Currently, the NA inhibitors Oseltamivir and Zanamivir are the front-line therapeutic options against this novel H7N9 influenza virus, which contains an S31N mutation in its M2 protein and thus confers resistance to the M2 ion channel blockers [1]. However, recent studies have reported that H7N9 isolates with the R292K mutation are resistant to Zanamivir, Peramivir and Oseltamivir [33]. Two of 14 patients infected with the novel H7N9 influenza virus possessing an R292K NA mutation had a poor clinical outcome [34]. Therefore, discovering novel antiviral targets and drug candidates is urgently expected. HA-mediated virus-host membrane fusion is a prerequisite for the viral life cycle and is a promising antiviral target.

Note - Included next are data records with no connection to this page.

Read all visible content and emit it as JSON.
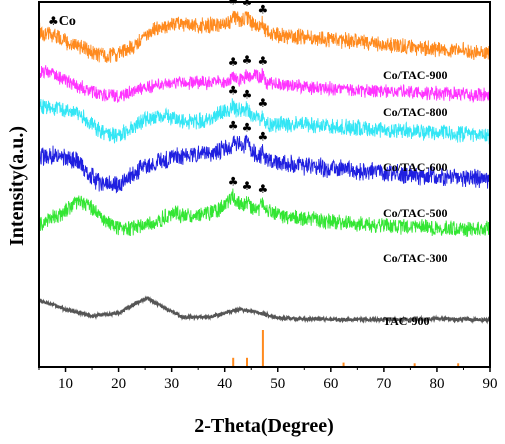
{
  "chart_data": {
    "type": "line",
    "xlabel": "2-Theta(Degree)",
    "ylabel": "Intensity(a.u.)",
    "xlim": [
      5,
      90
    ],
    "x_ticks": [
      10,
      20,
      30,
      40,
      50,
      60,
      70,
      80,
      90
    ],
    "y_ticks_shown": false,
    "grid": false,
    "marker_legend": {
      "symbol": "♣",
      "label": "Co"
    },
    "series": [
      {
        "name": "Co/TAC-900",
        "color": "#ff8a1e",
        "offset": 5.0,
        "profile": [
          [
            5,
            0.55
          ],
          [
            8,
            0.45
          ],
          [
            12,
            0.22
          ],
          [
            16,
            0.05
          ],
          [
            19,
            0.0
          ],
          [
            23,
            0.25
          ],
          [
            27,
            0.6
          ],
          [
            31,
            0.72
          ],
          [
            35,
            0.68
          ],
          [
            39,
            0.7
          ],
          [
            42,
            0.82
          ],
          [
            44,
            0.78
          ],
          [
            46,
            0.66
          ],
          [
            50,
            0.45
          ],
          [
            60,
            0.38
          ],
          [
            70,
            0.25
          ],
          [
            80,
            0.15
          ],
          [
            90,
            0.08
          ]
        ],
        "peaks": [
          41.6,
          44.2,
          47.2
        ]
      },
      {
        "name": "Co/TAC-800",
        "color": "#ff33ff",
        "offset": 4.0,
        "profile": [
          [
            5,
            0.65
          ],
          [
            8,
            0.55
          ],
          [
            12,
            0.3
          ],
          [
            16,
            0.08
          ],
          [
            20,
            0.02
          ],
          [
            25,
            0.25
          ],
          [
            30,
            0.38
          ],
          [
            35,
            0.35
          ],
          [
            40,
            0.38
          ],
          [
            44,
            0.45
          ],
          [
            46,
            0.55
          ],
          [
            48,
            0.35
          ],
          [
            55,
            0.25
          ],
          [
            65,
            0.18
          ],
          [
            75,
            0.12
          ],
          [
            90,
            0.05
          ]
        ],
        "peaks": [
          41.6,
          44.2,
          47.2
        ]
      },
      {
        "name": "Co/TAC-600",
        "color": "#33e6f5",
        "offset": 3.0,
        "profile": [
          [
            5,
            0.7
          ],
          [
            9,
            0.65
          ],
          [
            13,
            0.5
          ],
          [
            17,
            0.1
          ],
          [
            20,
            0.05
          ],
          [
            25,
            0.4
          ],
          [
            29,
            0.5
          ],
          [
            33,
            0.35
          ],
          [
            37,
            0.4
          ],
          [
            41,
            0.65
          ],
          [
            44,
            0.55
          ],
          [
            48,
            0.3
          ],
          [
            55,
            0.3
          ],
          [
            65,
            0.22
          ],
          [
            75,
            0.15
          ],
          [
            90,
            0.05
          ]
        ],
        "peaks": [
          41.6,
          44.2,
          47.2
        ]
      },
      {
        "name": "Co/TAC-500",
        "color": "#1f1fe0",
        "offset": 2.0,
        "profile": [
          [
            5,
            0.5
          ],
          [
            8,
            0.55
          ],
          [
            12,
            0.45
          ],
          [
            16,
            0.05
          ],
          [
            20,
            0.0
          ],
          [
            25,
            0.35
          ],
          [
            30,
            0.5
          ],
          [
            35,
            0.55
          ],
          [
            40,
            0.65
          ],
          [
            43,
            0.75
          ],
          [
            46,
            0.55
          ],
          [
            50,
            0.4
          ],
          [
            60,
            0.3
          ],
          [
            70,
            0.22
          ],
          [
            80,
            0.15
          ],
          [
            90,
            0.1
          ]
        ],
        "peaks": [
          41.6,
          44.2,
          47.2
        ]
      },
      {
        "name": "Co/TAC-300",
        "color": "#33e633",
        "offset": 1.0,
        "profile": [
          [
            5,
            0.15
          ],
          [
            9,
            0.35
          ],
          [
            12,
            0.6
          ],
          [
            14,
            0.55
          ],
          [
            17,
            0.25
          ],
          [
            21,
            0.05
          ],
          [
            26,
            0.15
          ],
          [
            30,
            0.35
          ],
          [
            34,
            0.3
          ],
          [
            38,
            0.38
          ],
          [
            41,
            0.6
          ],
          [
            44,
            0.5
          ],
          [
            47,
            0.45
          ],
          [
            51,
            0.3
          ],
          [
            60,
            0.2
          ],
          [
            70,
            0.12
          ],
          [
            80,
            0.08
          ],
          [
            90,
            0.05
          ]
        ],
        "peaks": [
          41.6,
          44.2,
          47.2
        ]
      },
      {
        "name": "TAC-900",
        "color": "#555555",
        "offset": 0.0,
        "profile": [
          [
            5,
            0.55
          ],
          [
            10,
            0.32
          ],
          [
            15,
            0.15
          ],
          [
            20,
            0.22
          ],
          [
            23,
            0.45
          ],
          [
            25.5,
            0.6
          ],
          [
            28,
            0.4
          ],
          [
            32,
            0.12
          ],
          [
            37,
            0.12
          ],
          [
            40,
            0.22
          ],
          [
            43,
            0.32
          ],
          [
            46,
            0.25
          ],
          [
            50,
            0.1
          ],
          [
            60,
            0.06
          ],
          [
            70,
            0.06
          ],
          [
            80,
            0.08
          ],
          [
            90,
            0.05
          ]
        ],
        "peaks": []
      }
    ],
    "reference_sticks": {
      "color": "#ff8a1e",
      "positions": [
        41.6,
        44.2,
        47.2,
        62.4,
        75.8,
        84.0
      ],
      "relative_intensity": [
        0.25,
        0.25,
        1.0,
        0.12,
        0.1,
        0.1
      ]
    }
  }
}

Based on the HA-dependent membrane fusion model [35], [36], we designed a cholesterol-conjugated peptide, named P155-185-chol, which is derived from the amino acid 155-185 region of H7N9 HA2. P155-185-chol demonstrated H7N9pp-specific inhibition of infection and exhibited significant inhibitory effects against H7N9 virus.

In summary, our study demonstrated that the established H7N9-pseudotyped particle system can largely mimic the entry properties of the H7N9 virus, thus providing a relatively safe experimental system for studying the entry of H7N9 virus and for high-throughput screening of entry inhibitors, such as small molecules, peptides or antibodies. A potent anti-H7N9 peptide (P155-185-chol) was successfully identified in this study. When used in combination with neuraminidase inhibitors (Oseltamivir, Zanamivir), P155-185-chol showed additive and significant inhibitory effects against H7N9. By virtue of its distinct mechanisms of inhibition, P155-185-chol may be further optimized to improve its activity, highlighting a potential therapeutic candidate for H7N9 infections that can be used in combination with other anti-flu drugs.